Streaming data in the enterprise hits a tipping point
Data is transforming every industry, from financial services to retail to healthcare to transportation. The ability to react to data in the moment and engage in ongoing “conversations” with customers is what separates many winners and losers today.
Streaming data is the DNA of large-scale tech companies like Facebook, Google, Netflix and Uber that continuously redefine and improve businesses operations, how they engage with customers and how they out-maneuver the competition. The stream processing ecosystem has matured and is growing fast, and 2018 will be a watershed year for streaming in the enterprise.
Here are five predictions for what we can expect in 2018:
Stream processing technologies will become mainstream in the enterprise by the end of 2018, moving beyond technology companies.
At data Artisans, we are seeing strong adoption from large organizations in financial services, telecommunications, manufacturing and other industries. The adoption is accelerating as well and surpassing our expectations. Backing this up are analyst predictions that the streaming data applications market will reach more than $13 billion by 2021. (Streaming Analytics by Market Type Report, MarketsandMarkets, July 2016.)
Enterprises will invest in new products and tools to productionize and institutionalize data stream processing.
As companies are moving real-time data processing to large scale both in terms of data processed and number of applications, they will need seek out new tools that make it easy to run streaming applications production and reduce the manpower, cost and effort required.
Stream processing will expand beyond fast movement of data or simple analytical applications to operational applications that make true use of stateful capabilities.
Large global organizations across industries are adopting streaming data applications for fraud detection, sales and marketing management, predictive asset maintenance, real-time inventory, risk management, and operations management, among other use cases.
Evidence of this growth is the increase in Flink deployments outside a Hadoop context or even big data context (e.g., deployed on Kubernetes and managed by product teams rather than the Hadoop team). Apache Flink is also becoming more developer-friendly and can now be used without Hadoop, further opening up streaming data applications for developers who are not using Hadoop. Flink programs that do not rely on Hadoop components can now be much smaller, a benefit particularly in a container-based setup resulting in less network traffic and better performance.
The days in which we distinguish between “batch” and “stream” data processing will soon come to an end.
There is no fundamental reason for this distinction and the evolution of technology will make it disappear. Many applications need both of these capabilities so in the end we will talk about data processing.

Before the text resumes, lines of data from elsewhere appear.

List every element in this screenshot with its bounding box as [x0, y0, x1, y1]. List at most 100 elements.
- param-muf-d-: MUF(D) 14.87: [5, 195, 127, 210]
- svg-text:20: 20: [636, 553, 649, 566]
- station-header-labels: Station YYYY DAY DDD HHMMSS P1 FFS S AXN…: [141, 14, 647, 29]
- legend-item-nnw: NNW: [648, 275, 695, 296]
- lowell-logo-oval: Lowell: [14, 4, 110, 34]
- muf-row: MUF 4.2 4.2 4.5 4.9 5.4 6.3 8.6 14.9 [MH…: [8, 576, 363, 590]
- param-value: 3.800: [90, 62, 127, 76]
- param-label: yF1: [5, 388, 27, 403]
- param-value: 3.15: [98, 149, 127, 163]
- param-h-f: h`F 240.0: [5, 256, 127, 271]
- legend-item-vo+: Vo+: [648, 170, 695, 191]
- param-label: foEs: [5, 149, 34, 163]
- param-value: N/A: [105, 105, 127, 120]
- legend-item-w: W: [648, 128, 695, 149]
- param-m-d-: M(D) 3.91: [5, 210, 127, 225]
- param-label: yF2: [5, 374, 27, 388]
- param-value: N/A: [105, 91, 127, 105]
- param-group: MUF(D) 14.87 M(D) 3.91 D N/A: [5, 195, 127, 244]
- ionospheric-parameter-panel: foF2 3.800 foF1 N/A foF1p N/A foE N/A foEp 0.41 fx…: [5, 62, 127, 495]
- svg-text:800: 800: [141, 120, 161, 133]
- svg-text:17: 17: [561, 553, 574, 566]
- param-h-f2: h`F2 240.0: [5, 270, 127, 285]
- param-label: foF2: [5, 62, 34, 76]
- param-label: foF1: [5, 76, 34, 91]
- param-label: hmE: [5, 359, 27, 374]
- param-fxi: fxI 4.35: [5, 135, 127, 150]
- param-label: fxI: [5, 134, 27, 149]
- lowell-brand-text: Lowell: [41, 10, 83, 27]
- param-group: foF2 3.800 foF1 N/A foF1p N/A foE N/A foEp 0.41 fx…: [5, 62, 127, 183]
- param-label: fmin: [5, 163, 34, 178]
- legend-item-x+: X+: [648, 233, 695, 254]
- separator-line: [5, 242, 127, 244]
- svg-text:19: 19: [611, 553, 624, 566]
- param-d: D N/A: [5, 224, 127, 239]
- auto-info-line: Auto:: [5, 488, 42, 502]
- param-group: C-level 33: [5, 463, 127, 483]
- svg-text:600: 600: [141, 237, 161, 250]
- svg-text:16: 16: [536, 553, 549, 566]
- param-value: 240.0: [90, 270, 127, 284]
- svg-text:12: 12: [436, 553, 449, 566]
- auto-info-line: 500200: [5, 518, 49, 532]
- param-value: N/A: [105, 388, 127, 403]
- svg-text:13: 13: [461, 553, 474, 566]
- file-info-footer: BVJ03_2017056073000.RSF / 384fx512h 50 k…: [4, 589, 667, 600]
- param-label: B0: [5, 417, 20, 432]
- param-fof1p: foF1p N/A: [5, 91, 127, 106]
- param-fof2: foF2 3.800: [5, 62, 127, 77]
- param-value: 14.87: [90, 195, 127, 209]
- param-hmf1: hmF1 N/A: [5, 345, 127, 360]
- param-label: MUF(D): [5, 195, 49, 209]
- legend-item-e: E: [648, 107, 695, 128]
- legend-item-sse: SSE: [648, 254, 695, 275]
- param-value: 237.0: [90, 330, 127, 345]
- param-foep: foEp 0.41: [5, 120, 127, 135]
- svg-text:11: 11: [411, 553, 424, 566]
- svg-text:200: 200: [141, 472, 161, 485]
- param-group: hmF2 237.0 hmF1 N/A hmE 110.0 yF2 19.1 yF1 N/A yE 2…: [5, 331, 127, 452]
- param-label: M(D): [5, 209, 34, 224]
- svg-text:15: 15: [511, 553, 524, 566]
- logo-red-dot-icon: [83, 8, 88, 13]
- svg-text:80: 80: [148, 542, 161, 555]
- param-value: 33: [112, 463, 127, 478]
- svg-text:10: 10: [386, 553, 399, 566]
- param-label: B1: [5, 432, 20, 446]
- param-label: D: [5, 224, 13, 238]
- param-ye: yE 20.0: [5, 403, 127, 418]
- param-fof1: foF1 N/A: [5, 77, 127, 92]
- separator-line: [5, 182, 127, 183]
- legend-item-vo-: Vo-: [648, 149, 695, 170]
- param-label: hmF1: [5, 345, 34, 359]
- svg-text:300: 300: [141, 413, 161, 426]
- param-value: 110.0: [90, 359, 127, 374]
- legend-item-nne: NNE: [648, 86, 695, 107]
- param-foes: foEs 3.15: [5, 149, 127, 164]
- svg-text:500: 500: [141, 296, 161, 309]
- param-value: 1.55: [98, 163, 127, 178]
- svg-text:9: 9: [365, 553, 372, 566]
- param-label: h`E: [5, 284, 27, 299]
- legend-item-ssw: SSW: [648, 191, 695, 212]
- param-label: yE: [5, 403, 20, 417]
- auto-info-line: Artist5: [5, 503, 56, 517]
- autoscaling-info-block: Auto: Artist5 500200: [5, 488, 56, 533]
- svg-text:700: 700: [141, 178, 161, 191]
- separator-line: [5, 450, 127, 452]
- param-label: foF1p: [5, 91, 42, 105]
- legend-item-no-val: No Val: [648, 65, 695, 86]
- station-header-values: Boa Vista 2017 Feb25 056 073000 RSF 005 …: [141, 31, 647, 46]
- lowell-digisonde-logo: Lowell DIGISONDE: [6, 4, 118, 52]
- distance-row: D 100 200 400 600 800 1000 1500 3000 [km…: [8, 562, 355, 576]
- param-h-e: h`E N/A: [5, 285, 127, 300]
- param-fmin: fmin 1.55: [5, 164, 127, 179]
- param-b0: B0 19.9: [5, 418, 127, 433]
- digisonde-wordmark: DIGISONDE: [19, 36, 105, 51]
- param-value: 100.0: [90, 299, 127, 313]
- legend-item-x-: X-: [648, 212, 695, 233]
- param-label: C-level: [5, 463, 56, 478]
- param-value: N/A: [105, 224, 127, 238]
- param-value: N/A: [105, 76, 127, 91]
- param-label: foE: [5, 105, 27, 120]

Companies will realize business ROI faster with real-time data technologies than with Hadoop.
In our experience, the adoption of Flink in the enterprise starts with very specific use cases instead of open-ended projects which was very often the case with Hadoop. Companies realize business ROI faster because they get live applications up and running as the first step. For example, after one year of Flink being in production at Alibaba, Alibaba reported a 30 percent increase in conversion rate during Singles Day 2016 ($25 billion of merchandise sold in a single day this year).
2018 promises to be an exciting year with lots in store for streaming data practices.